July 01, 2006|From the Associated Press

KUWAIT CITY — No Kuwaiti women were elected in the country's first parliamentary elections open to them, according to official results released Friday, but candidates backing electoral reform gained seats.

Twenty-seven women and 222 men ran Thursday for the 50 seats, as women voted for the first time.

It was a loss lined with success," said Fatima Abdali, one of the female candidates.

Abdali placed fifth in a field of 14 in the constituency of Deyyah, a suburb of Kuwait City.

"With persistence, we will continue and we will get there," she said.

Although winners were announced in all races, complete vote tallies were not. But newspapers reported that the highest-polling woman was Rola Dashti, a U.S.-educated economist, followed by Nabila Anjari, a former Information Ministry official.

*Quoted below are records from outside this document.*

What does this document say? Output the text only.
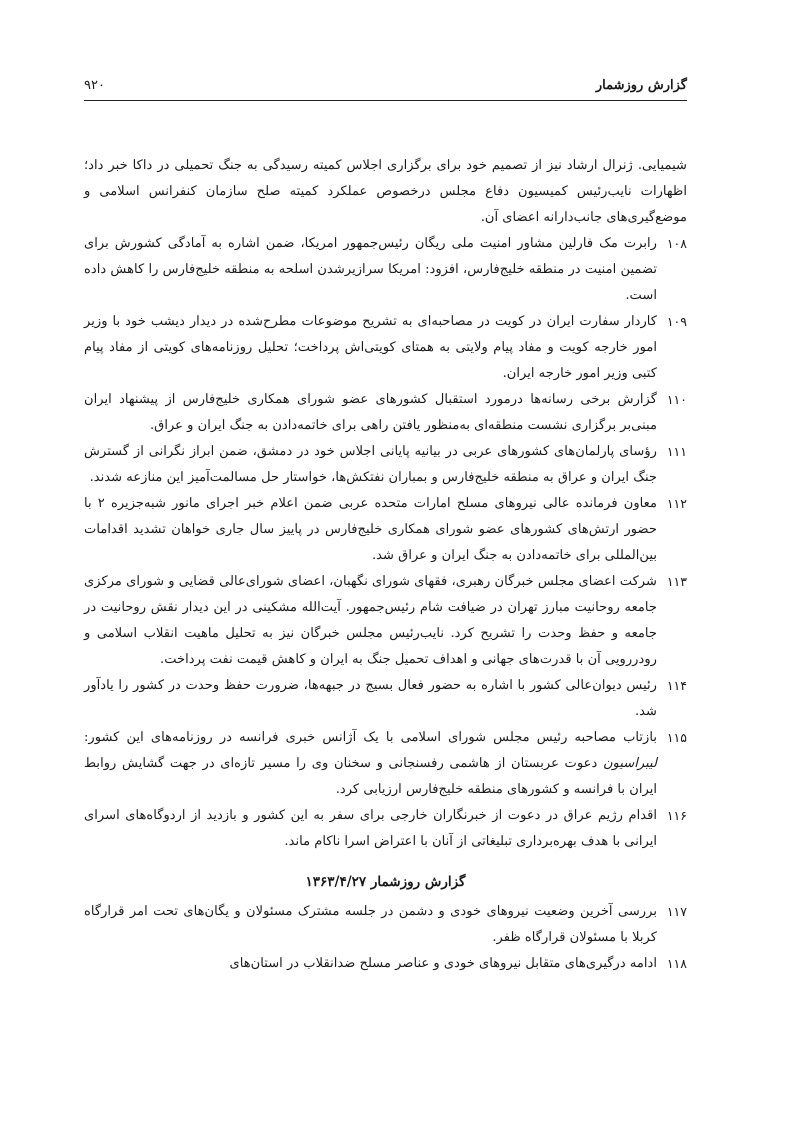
گزارش روزشمار
۹۲۰

شیمیایی. ژنرال ارشاد نیز از تصمیم خود برای برگزاری اجلاس کمیته رسیدگی به جنگ تحمیلی در داکا خبر داد؛ اظهارات نایب‌رئیس کمیسیون دفاع مجلس درخصوص عملکرد کمیته صلح سازمان کنفرانس اسلامی و موضع‌گیری‌های جانب‌دارانه اعضای آن.

۱۰۸

رابرت مک فارلین مشاور امنیت ملی ریگان رئیس‌جمهور امریکا، ضمن اشاره به آمادگی کشورش برای تضمین امنیت در منطقه خلیج‌فارس، افزود: امریکا سرازیرشدن اسلحه به منطقه خلیج‌فارس را کاهش داده است.

۱۰۹

کاردار سفارت ایران در کویت در مصاحبه‌ای به تشریح موضوعات مطرح‌شده در دیدار دیشب خود با وزیر امور خارجه کویت و مفاد پیام ولایتی به همتای کویتی‌اش پرداخت؛ تحلیل روزنامه‌های کویتی از مفاد پیام کتبی وزیر امور خارجه ایران.

۱۱۰

گزارش برخی رسانه‌ها درمورد استقبال کشورهای عضو شورای همکاری خلیج‌فارس از پیشنهاد ایران مبنی‌بر برگزاری نشست منطقه‌ای به‌منظور یافتن راهی برای خاتمه‌دادن به جنگ ایران و عراق.

۱۱۱

رؤسای پارلمان‌های کشورهای عربی در بیانیه پایانی اجلاس خود در دمشق، ضمن ابراز نگرانی از گسترش جنگ ایران و عراق به منطقه خلیج‌فارس و بمباران نفتکش‌ها، خواستار حل مسالمت‌آمیز این منازعه شدند.

۱۱۲

معاون فرمانده عالی نیروهای مسلح امارات متحده عربی ضمن اعلام خبر اجرای مانور شبه‌جزیره ۲ با حضور ارتش‌های کشورهای عضو شورای همکاری خلیج‌فارس در پاییز سال جاری خواهان تشدید اقدامات بین‌المللی برای خاتمه‌دادن به جنگ ایران و عراق شد.

۱۱۳

شرکت اعضای مجلس خبرگان رهبری، فقهای شورای نگهبان، اعضای شورای‌عالی قضایی و شورای مرکزی جامعه روحانیت مبارز تهران در ضیافت شام رئیس‌جمهور. آیت‌الله مشکینی در این دیدار نقش روحانیت در جامعه و حفظ وحدت را تشریح کرد. نایب‌رئیس مجلس خبرگان نیز به تحلیل ماهیت انقلاب اسلامی و رودررویی آن با قدرت‌های جهانی و اهداف تحمیل جنگ به ایران و کاهش قیمت نفت پرداخت.

۱۱۴

رئیس دیوان‌عالی کشور با اشاره به حضور فعال بسیج در جبهه‌ها، ضرورت حفظ وحدت در کشور را یادآور شد.

۱۱۵

بازتاب مصاحبه رئیس مجلس شورای اسلامی با یک آژانس خبری فرانسه در روزنامه‌های این کشور: لیبراسیون دعوت عربستان از هاشمی رفسنجانی و سخنان وی را مسیر تازه‌ای در جهت گشایش روابط ایران با فرانسه و کشورهای منطقه خلیج‌فارس ارزیابی کرد.

۱۱۶

اقدام رژیم عراق در دعوت از خبرنگاران خارجی برای سفر به این کشور و بازدید از اردوگاه‌های اسرای ایرانی با هدف بهره‌برداری تبلیغاتی از آنان با اعتراض اسرا ناکام ماند.

گزارش روزشمار ۱۳۶۳/۴/۲۷
۱۱۷

بررسی آخرین وضعیت نیروهای خودی و دشمن در جلسه مشترک مسئولان و یگان‌های تحت امر قرارگاه کربلا با مسئولان قرارگاه ظفر.

۱۱۸

ادامه درگیری‌های متقابل نیروهای خودی و عناصر مسلح ضدانقلاب در استان‌های
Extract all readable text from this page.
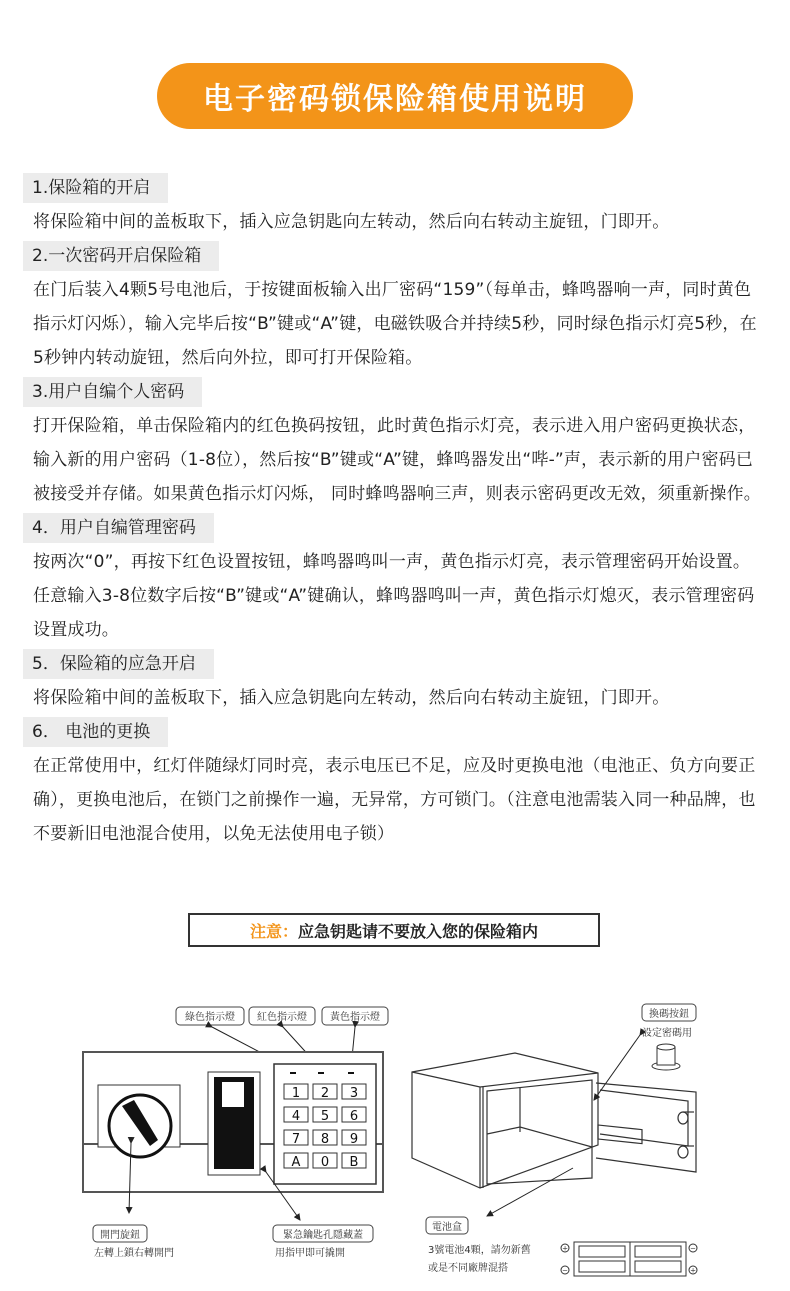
电子密码锁保险箱使用说明
1.保险箱的开启
将保险箱中间的盖板取下，插入应急钥匙向左转动，然后向右转动主旋钮，门即开。
2.一次密码开启保险箱
在门后装入4颗5号电池后，于按键面板输入出厂密码“159”（每单击，蜂鸣器响一声，同时黄色指示灯闪烁），输入完毕后按“B”键或“A”键，电磁铁吸合并持续5秒，同时绿色指示灯亮5秒，在5秒钟内转动旋钮，然后向外拉，即可打开保险箱。
3.用户自编个人密码
打开保险箱，单击保险箱内的红色换码按钮，此时黄色指示灯亮，表示进入用户密码更换状态，输入新的用户密码（1-8位），然后按“B”键或“A”键，蜂鸣器发出“哔-”声，表示新的用户密码已被接受并存储。如果黄色指示灯闪烁， 同时蜂鸣器响三声，则表示密码更改无效，须重新操作。
4．用户自编管理密码
按两次“0”，再按下红色设置按钮，蜂鸣器鸣叫一声，黄色指示灯亮，表示管理密码开始设置。任意输入3-8位数字后按“B”键或“A”键确认，蜂鸣器鸣叫一声，黄色指示灯熄灭，表示管理密码设置成功。
5．保险箱的应急开启
将保险箱中间的盖板取下，插入应急钥匙向左转动，然后向右转动主旋钮，门即开。
6． 电池的更换
在正常使用中，红灯伴随绿灯同时亮，表示电压已不足，应及时更换电池（电池正、负方向要正确），更换电池后，在锁门之前操作一遍，无异常，方可锁门。（注意电池需装入同一种品牌，也不要新旧电池混合使用，以免无法使用电子锁）
注意： 应急钥匙请不要放入您的保险箱内
綠色指示燈 紅色指示燈 黃色指示燈
1 2 3
4 5 6
7 8 9
A 0 B
開門旋鈕
左轉上鎖右轉開門
緊急鑰匙孔隱藏蓋
用指甲即可撬開
換碼按鈕
設定密碼用
電池盒
3號電池4顆，請勿新舊
或是不同廠牌混搭
+
−
−
+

Thirty-six of the incoming legislators have spoken in favor of electoral reform, the issue that led the country's emir to dissolve parliament in May and call the elections.

In the previous assembly, 29 legislators endorsed electoral reform.

The newly elected reformists are a mixed bunch: Islamic fundamentalists, liberals and independents.

Several lawmakers have said that the first order of business for the new parliament must be passing a bill to reduce the number of voting districts from 25 to five.

They believe that fewer but larger constituencies will make it almost impossible for candidates to buy votes.

The lawmakers known to be Islamists maintained their tally of 22 seats in the legislature. Liberals gained one seat for a total of four. The remaining 24 seats were won by independents or candidates associated with tribes.